Evolution is not only bloody in claw and tooth, to mutilate an old saying, but deceitful as well. NewScientist (18 March 2017) reports on just how far some beetles will go for a steady supply of food:
IT’S quite a ploy. Rove beetles blend seamlessly into army ant societies, but instead of helping out, they devour the young of their unsuspecting companions.
The deceit is so successful that it has evolved independently in at least 12 parasitic rove beetle species – a phenomenon called convergent evolution. In each case, the beetles’ entire body shape has evolved to resemble the army ants they prey on, and they smell and act like the ants too. They even go marching on raids with them. …

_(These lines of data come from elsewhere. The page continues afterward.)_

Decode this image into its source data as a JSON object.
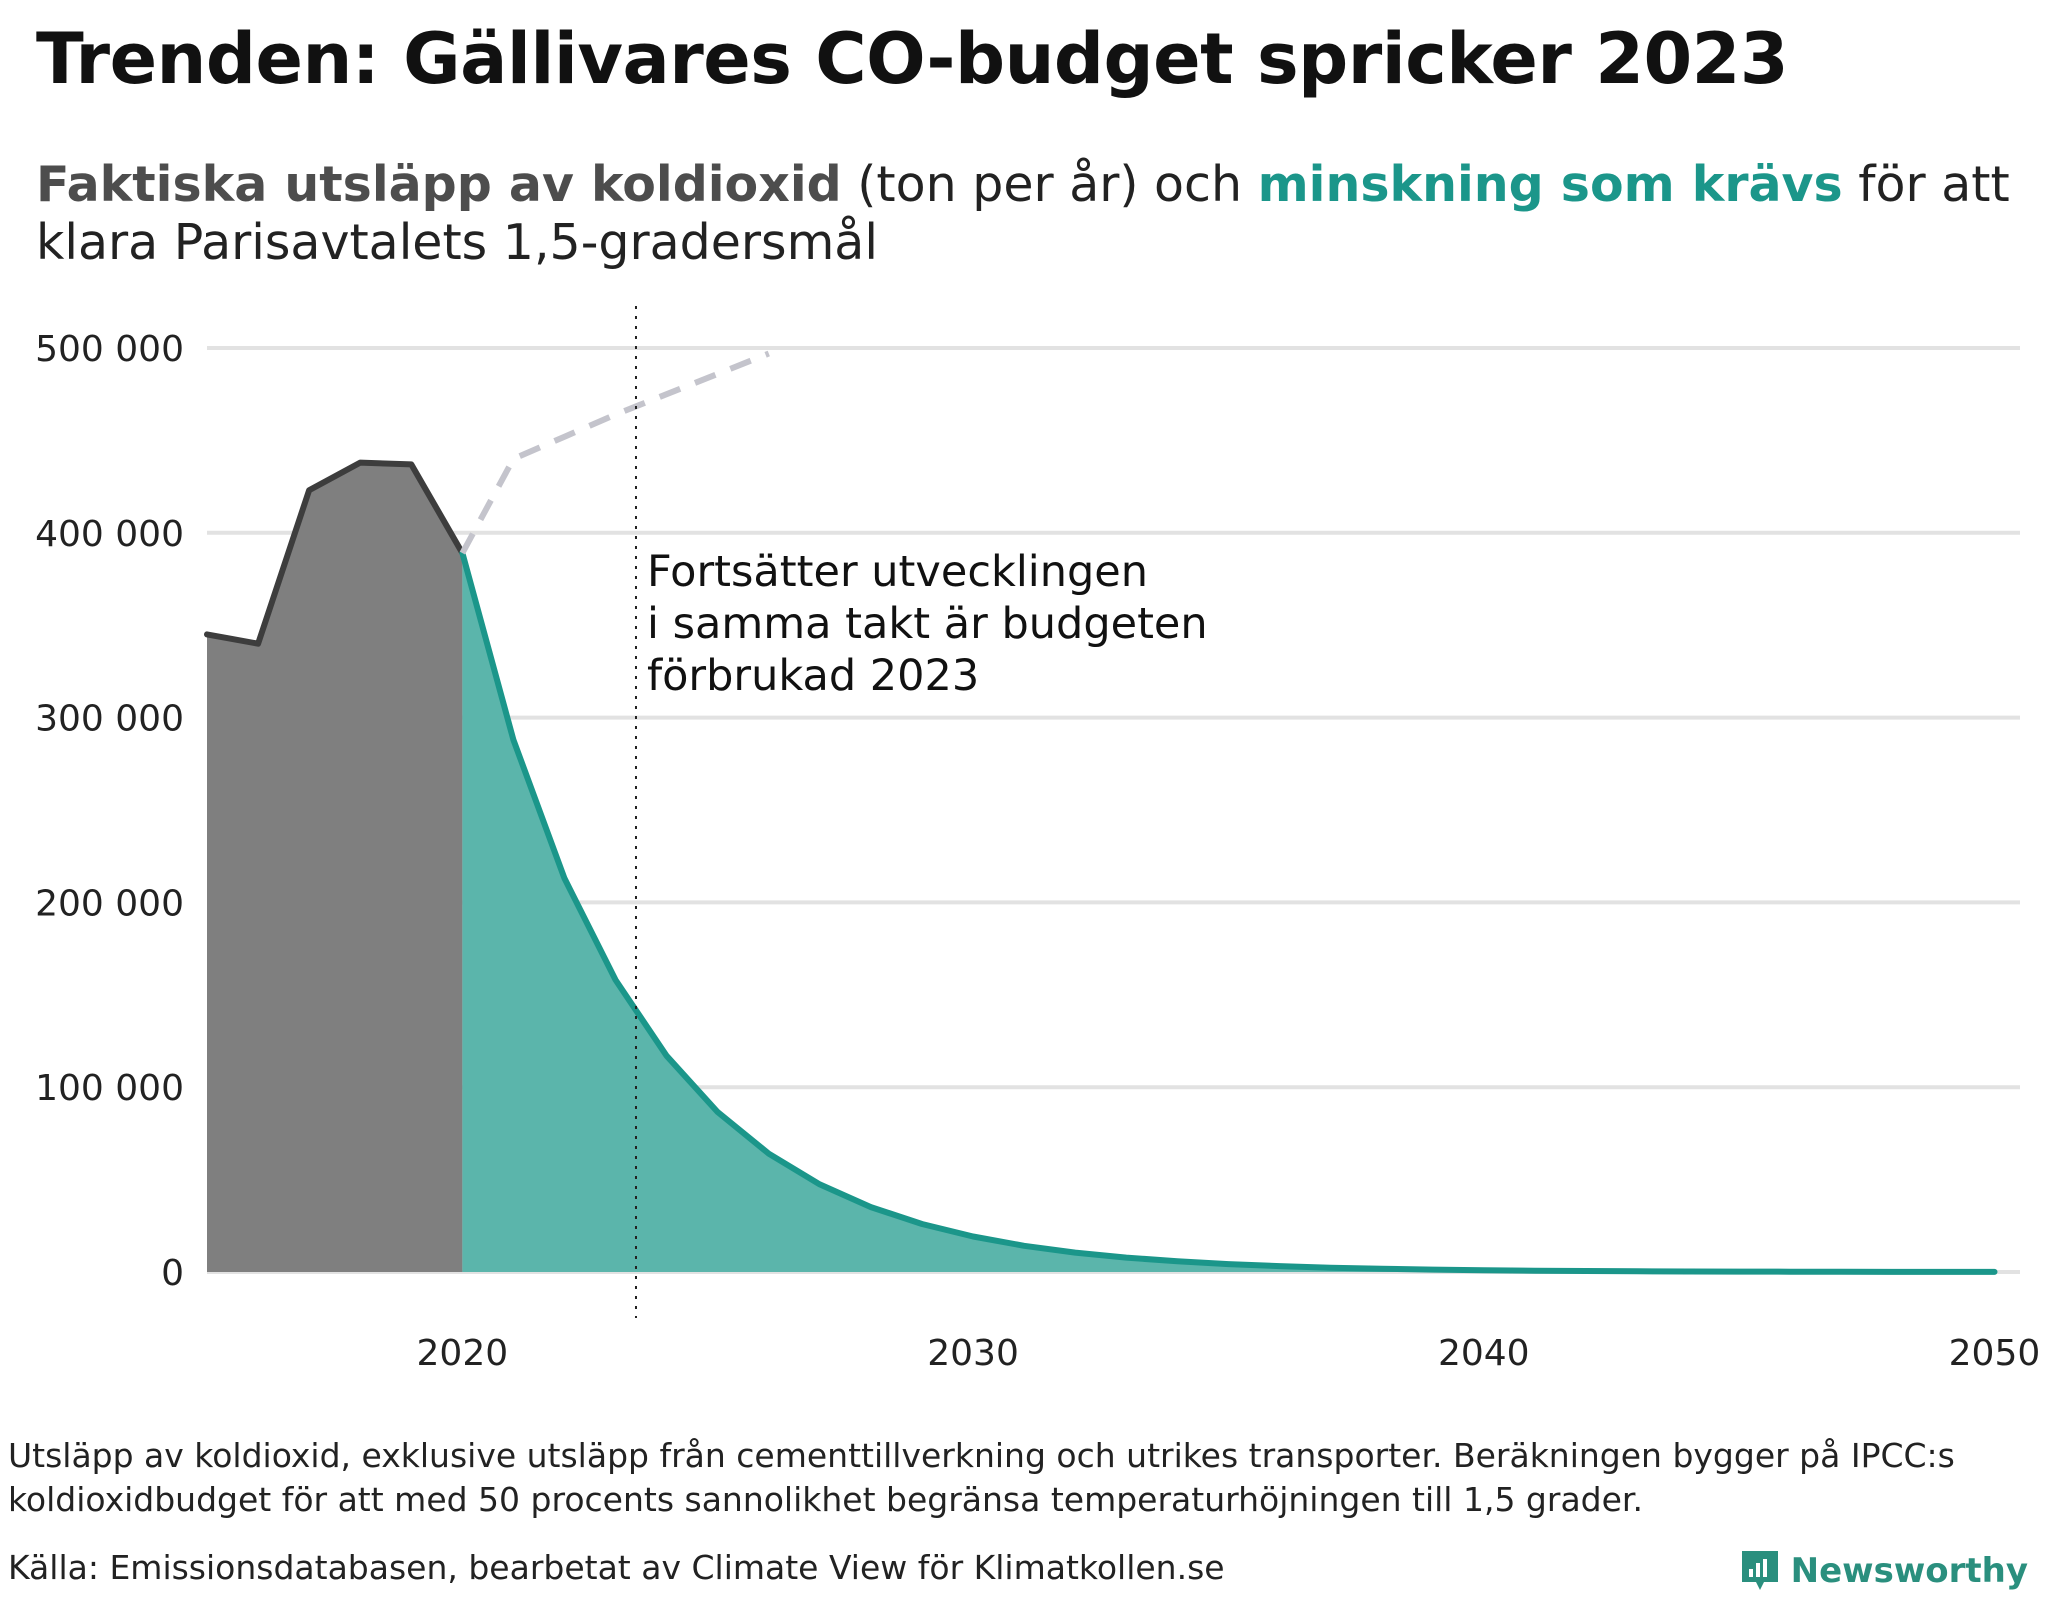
{
  "title": "Trenden: Gällivares CO-budget spricker 2023",
  "subtitle": {
    "actual_label": "Faktiska utsläpp av koldioxid",
    "part2": " (ton per år) och ",
    "required_label": "minskning som krävs",
    "part3": " för att klara Parisavtalets 1,5-gradersmål"
  },
  "annotation": {
    "lines": [
      "Fortsätter utvecklingen",
      "i samma takt är budgeten",
      "förbrukad 2023"
    ]
  },
  "footer": {
    "note": "Utsläpp av koldioxid, exklusive utsläpp från cementtillverkning och utrikes transporter. Beräkningen bygger på IPCC:s koldioxidbudget för att med 50 procents sannolikhet begränsa temperaturhöjningen till 1,5 grader.",
    "source": "Källa: Emissionsdatabasen, bearbetat av Climate View för Klimatkollen.se",
    "brand": "Newsworthy"
  },
  "colors": {
    "actual_fill": "#7f7f7f",
    "actual_line": "#3d3d3d",
    "required_fill": "#5bb5ab",
    "required_line": "#1b968a",
    "trend_line": "#c4c4cc",
    "gridline": "#e2e2e2",
    "brand": "#2a8f7e"
  },
  "chart_data": {
    "type": "area",
    "xlim": [
      2015,
      2050.5
    ],
    "ylim": [
      0,
      500000
    ],
    "x_ticks": [
      2020,
      2030,
      2040,
      2050
    ],
    "x_tick_labels": [
      "2020",
      "2030",
      "2040",
      "2050"
    ],
    "y_ticks": [
      0,
      100000,
      200000,
      300000,
      400000,
      500000
    ],
    "y_tick_labels": [
      "0",
      "100 000",
      "200 000",
      "300 000",
      "400 000",
      "500 000"
    ],
    "grid": "horizontal",
    "budget_exhausted_year": 2023.4,
    "series": [
      {
        "role": "actual",
        "style": "area-solid",
        "x": [
          2015,
          2016,
          2017,
          2018,
          2019,
          2020
        ],
        "y": [
          345000,
          340000,
          423000,
          438000,
          437000,
          389000
        ]
      },
      {
        "role": "required",
        "style": "area-solid",
        "x": [
          2020,
          2021,
          2022,
          2023,
          2024,
          2025,
          2026,
          2027,
          2028,
          2029,
          2030,
          2031,
          2032,
          2033,
          2034,
          2035,
          2036,
          2037,
          2038,
          2039,
          2040,
          2041,
          2042,
          2043,
          2044,
          2045,
          2046,
          2047,
          2048,
          2049,
          2050
        ],
        "y": [
          389000,
          288000,
          213000,
          158000,
          117000,
          86500,
          64000,
          47400,
          35100,
          26000,
          19200,
          14200,
          10500,
          7800,
          5800,
          4300,
          3200,
          2350,
          1750,
          1300,
          950,
          700,
          520,
          380,
          280,
          210,
          150,
          110,
          80,
          60,
          45
        ]
      },
      {
        "role": "trend",
        "style": "dashed",
        "x": [
          2020,
          2021,
          2022,
          2023,
          2024,
          2025,
          2026
        ],
        "y": [
          389000,
          440000,
          452000,
          464000,
          475000,
          486000,
          497000
        ]
      }
    ]
  }
}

[Joseph Parker at Columbia University] says the finding challenges arguments by palaeontologist and author Stephen Jay Gould and others that different creatures would evolve if the evolutionary clock was restarted from scratch.
Instead, it suggests that evolution may take similar and predictable paths whenever a certain scenario arises. In this case, distantly related beetles first prey on army ants directly, but later evolve to sneak into the army itself (Current Biology, doi.org/b2vj).
If evolution is less vulnerable to stochastic processes than supposed, as Professor Parker suggests, it may also mean that, given a symbol and operation set more or less isomorphic to the relevant realities, it may be possible to calculate to some surprising level of precision the path evolution will take for some given set of starting species. I’m not enough of a logician to guess whether or not mathematics provides enough power to do the job.
And not a clue as to how many computer cycles it would take. But it sounds like a fascinating project – I wonder how many PhDs and doctoral students are working on this question right at this moment.